Evaluating and Testing Natural Language Processing Models (via Zoom)

Abstract: Current evaluation of natural language processing (NLP) systems, and much of machine learning, primarily consists of measuring the accuracy on held-out instances of the dataset. Since the held-out instances are often gathered using similar annotation process as the training data, they include the same biases that act as shortcuts for machine learning models, allowing them to achieve accurate results without requiring actual natural language understanding. Thus held-out accuracy is often a poor proxy for measuring generalization, and further, aggregate metrics have little to say about where the problem may lie.

In this talk, I will introduce a number of approaches we are investigating to perform a more thorough evaluation of NLP systems. I will first provide an overview of automated techniques for perturbing instances in the dataset that identify loopholes and shortcuts in NLP models, including semantic adversaries and universal triggers. I will then describe recent work in creating comprehensive and thorough tests and evaluation benchmarks for NLP that aim to directly evaluate comprehension and understanding capabilities. The talk will cover a number of NLP tasks, including sentiment analysis, textual entailment, paraphrase detection, and question answering. 

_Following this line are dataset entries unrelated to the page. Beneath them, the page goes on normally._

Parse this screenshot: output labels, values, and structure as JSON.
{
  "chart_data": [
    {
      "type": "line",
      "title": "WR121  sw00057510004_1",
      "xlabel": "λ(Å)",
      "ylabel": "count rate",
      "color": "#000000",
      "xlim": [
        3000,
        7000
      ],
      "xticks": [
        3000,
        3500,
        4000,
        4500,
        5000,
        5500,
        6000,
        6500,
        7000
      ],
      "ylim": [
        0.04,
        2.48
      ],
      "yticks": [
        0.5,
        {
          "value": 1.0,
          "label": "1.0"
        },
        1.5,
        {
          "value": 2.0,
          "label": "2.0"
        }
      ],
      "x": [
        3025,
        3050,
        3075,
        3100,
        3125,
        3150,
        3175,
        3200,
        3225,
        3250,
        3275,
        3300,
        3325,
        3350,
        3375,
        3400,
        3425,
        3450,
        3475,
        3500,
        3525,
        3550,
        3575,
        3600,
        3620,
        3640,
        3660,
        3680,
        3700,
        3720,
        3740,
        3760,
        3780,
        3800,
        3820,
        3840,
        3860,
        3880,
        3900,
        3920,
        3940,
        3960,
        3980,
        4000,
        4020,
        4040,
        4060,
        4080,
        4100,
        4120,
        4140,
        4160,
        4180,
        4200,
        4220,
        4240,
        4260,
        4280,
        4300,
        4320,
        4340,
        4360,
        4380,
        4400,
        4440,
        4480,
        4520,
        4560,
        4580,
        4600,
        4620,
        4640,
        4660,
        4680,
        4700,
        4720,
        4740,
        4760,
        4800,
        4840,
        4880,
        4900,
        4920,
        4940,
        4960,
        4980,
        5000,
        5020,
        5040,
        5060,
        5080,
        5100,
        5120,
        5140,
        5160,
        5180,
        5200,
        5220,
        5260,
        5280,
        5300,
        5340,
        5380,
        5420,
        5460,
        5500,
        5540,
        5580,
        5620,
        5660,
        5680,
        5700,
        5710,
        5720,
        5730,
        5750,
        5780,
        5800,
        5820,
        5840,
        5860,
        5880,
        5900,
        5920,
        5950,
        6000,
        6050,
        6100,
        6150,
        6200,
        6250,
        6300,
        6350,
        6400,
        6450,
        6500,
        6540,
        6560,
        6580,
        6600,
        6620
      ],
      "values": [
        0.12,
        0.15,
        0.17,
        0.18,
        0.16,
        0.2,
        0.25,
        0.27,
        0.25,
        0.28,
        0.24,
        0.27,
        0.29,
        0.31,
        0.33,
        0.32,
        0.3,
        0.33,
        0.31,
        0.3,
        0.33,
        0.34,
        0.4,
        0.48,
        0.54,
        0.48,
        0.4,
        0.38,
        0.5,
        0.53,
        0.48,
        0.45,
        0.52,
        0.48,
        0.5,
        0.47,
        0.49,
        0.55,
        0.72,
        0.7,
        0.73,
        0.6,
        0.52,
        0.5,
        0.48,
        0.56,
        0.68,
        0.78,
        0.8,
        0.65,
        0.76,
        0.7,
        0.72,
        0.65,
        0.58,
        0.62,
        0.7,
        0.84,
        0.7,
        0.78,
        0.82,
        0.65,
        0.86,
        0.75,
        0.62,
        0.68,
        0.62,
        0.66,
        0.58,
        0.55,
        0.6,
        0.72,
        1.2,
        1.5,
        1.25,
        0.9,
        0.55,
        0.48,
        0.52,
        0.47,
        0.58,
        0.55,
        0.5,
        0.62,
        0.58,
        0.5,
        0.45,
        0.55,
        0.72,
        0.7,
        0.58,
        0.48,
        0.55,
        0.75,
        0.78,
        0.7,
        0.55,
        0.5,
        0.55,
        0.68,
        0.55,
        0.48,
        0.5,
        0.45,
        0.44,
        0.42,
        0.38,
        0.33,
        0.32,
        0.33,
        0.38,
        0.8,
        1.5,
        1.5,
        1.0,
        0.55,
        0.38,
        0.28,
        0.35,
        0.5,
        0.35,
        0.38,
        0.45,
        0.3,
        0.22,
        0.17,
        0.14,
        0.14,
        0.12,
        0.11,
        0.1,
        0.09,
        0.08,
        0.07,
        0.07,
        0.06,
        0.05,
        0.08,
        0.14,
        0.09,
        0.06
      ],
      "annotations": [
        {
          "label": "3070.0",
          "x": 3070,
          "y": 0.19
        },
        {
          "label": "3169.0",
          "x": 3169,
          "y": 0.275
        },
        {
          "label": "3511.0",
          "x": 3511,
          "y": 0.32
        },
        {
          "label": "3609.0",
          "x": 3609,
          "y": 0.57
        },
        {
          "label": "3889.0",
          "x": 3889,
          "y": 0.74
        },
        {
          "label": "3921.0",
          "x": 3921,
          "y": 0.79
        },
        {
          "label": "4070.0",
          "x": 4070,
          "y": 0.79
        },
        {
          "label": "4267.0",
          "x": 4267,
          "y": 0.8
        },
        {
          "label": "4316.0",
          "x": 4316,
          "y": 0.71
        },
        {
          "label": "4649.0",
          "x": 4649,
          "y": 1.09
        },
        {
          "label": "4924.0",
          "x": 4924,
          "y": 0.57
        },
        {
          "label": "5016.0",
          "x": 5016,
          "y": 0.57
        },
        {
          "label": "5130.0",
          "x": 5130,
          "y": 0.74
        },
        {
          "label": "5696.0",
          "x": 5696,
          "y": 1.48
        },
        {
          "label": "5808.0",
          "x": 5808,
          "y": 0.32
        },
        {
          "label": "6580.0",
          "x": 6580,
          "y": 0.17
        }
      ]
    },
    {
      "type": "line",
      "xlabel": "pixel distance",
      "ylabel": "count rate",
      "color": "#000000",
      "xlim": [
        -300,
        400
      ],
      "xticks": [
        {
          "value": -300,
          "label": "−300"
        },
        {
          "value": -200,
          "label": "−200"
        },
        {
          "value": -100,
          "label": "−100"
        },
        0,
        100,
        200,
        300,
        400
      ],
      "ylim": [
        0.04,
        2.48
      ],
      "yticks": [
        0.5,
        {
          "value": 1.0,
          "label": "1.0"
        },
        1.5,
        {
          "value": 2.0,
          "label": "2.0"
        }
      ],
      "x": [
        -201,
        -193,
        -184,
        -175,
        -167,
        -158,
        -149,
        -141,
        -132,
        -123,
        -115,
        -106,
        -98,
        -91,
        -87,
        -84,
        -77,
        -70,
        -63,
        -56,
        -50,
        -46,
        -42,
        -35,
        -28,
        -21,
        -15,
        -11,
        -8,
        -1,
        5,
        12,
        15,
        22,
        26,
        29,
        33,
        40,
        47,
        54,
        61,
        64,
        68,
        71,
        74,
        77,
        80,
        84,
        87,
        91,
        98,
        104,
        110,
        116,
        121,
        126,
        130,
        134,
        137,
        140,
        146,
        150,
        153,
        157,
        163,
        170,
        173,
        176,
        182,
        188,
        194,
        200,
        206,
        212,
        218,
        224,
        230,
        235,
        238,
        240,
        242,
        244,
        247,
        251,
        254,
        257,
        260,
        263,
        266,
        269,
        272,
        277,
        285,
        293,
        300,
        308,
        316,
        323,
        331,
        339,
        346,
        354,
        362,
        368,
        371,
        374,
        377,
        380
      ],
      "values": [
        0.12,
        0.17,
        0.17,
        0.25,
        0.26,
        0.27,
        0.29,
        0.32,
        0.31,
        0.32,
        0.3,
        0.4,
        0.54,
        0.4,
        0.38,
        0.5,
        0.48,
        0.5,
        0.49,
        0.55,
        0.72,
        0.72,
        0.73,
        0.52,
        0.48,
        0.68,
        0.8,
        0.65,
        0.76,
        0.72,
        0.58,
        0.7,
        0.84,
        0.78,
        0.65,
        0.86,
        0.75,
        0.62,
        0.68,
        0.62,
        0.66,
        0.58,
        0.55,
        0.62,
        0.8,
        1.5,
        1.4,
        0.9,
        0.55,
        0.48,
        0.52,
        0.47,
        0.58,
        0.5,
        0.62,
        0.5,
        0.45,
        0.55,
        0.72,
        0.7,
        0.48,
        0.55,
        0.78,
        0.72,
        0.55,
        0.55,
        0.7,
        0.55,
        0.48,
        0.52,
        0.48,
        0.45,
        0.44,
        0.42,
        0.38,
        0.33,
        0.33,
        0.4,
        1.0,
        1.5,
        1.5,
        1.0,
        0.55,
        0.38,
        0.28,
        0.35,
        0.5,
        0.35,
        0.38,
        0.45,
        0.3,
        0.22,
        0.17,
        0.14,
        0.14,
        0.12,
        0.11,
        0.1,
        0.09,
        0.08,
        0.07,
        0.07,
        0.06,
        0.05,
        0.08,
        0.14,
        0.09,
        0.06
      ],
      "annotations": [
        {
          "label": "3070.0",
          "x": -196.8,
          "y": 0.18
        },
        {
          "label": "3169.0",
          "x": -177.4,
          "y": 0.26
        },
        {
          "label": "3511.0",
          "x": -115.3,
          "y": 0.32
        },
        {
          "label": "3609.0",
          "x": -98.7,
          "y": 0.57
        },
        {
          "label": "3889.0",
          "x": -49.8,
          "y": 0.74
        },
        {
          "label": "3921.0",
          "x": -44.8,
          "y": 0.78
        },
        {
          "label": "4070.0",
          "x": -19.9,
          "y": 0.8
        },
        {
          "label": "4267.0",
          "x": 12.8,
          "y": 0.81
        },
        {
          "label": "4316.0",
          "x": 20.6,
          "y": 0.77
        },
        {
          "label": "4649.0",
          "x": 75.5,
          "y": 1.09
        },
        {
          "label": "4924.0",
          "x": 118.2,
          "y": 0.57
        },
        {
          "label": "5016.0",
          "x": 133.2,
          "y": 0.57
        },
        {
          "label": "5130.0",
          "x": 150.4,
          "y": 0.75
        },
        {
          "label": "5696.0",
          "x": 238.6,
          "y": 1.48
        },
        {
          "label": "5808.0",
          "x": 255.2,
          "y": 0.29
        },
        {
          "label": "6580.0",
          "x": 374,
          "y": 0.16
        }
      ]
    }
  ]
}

Bio: Dr. Sameer Singh is an Assistant Professor at the University of California, Irvine (UCI). He is working primarily on robustness and interpretability of machine learning algorithms, along with models that reason with text and structure. Sameer was a postdoc at the University of Washington and received his PhD from the University of Massachusetts, Amherst, during which he interned at Microsoft Research, Google Research, and Yahoo! Labs. He was selected as a DARPA Riser, and has been awarded the grand prize in the Yelp dataset challenge, the Yahoo! Key Scientific Challenges, UCI Mid-Career Excellence in research award, and recently received the Hellman and the Noyce Faculty Fellowships. His group has received funding from Allen Institute for AI, Amazon, NSF, DARPA, Adobe Research, Base 11, and FICO. Sameer has published extensively at ML and NLP venues, including paper awards at KDD 2016, ACL 2018, EMNLP 2019, AKBC 2020, and ACL 2020.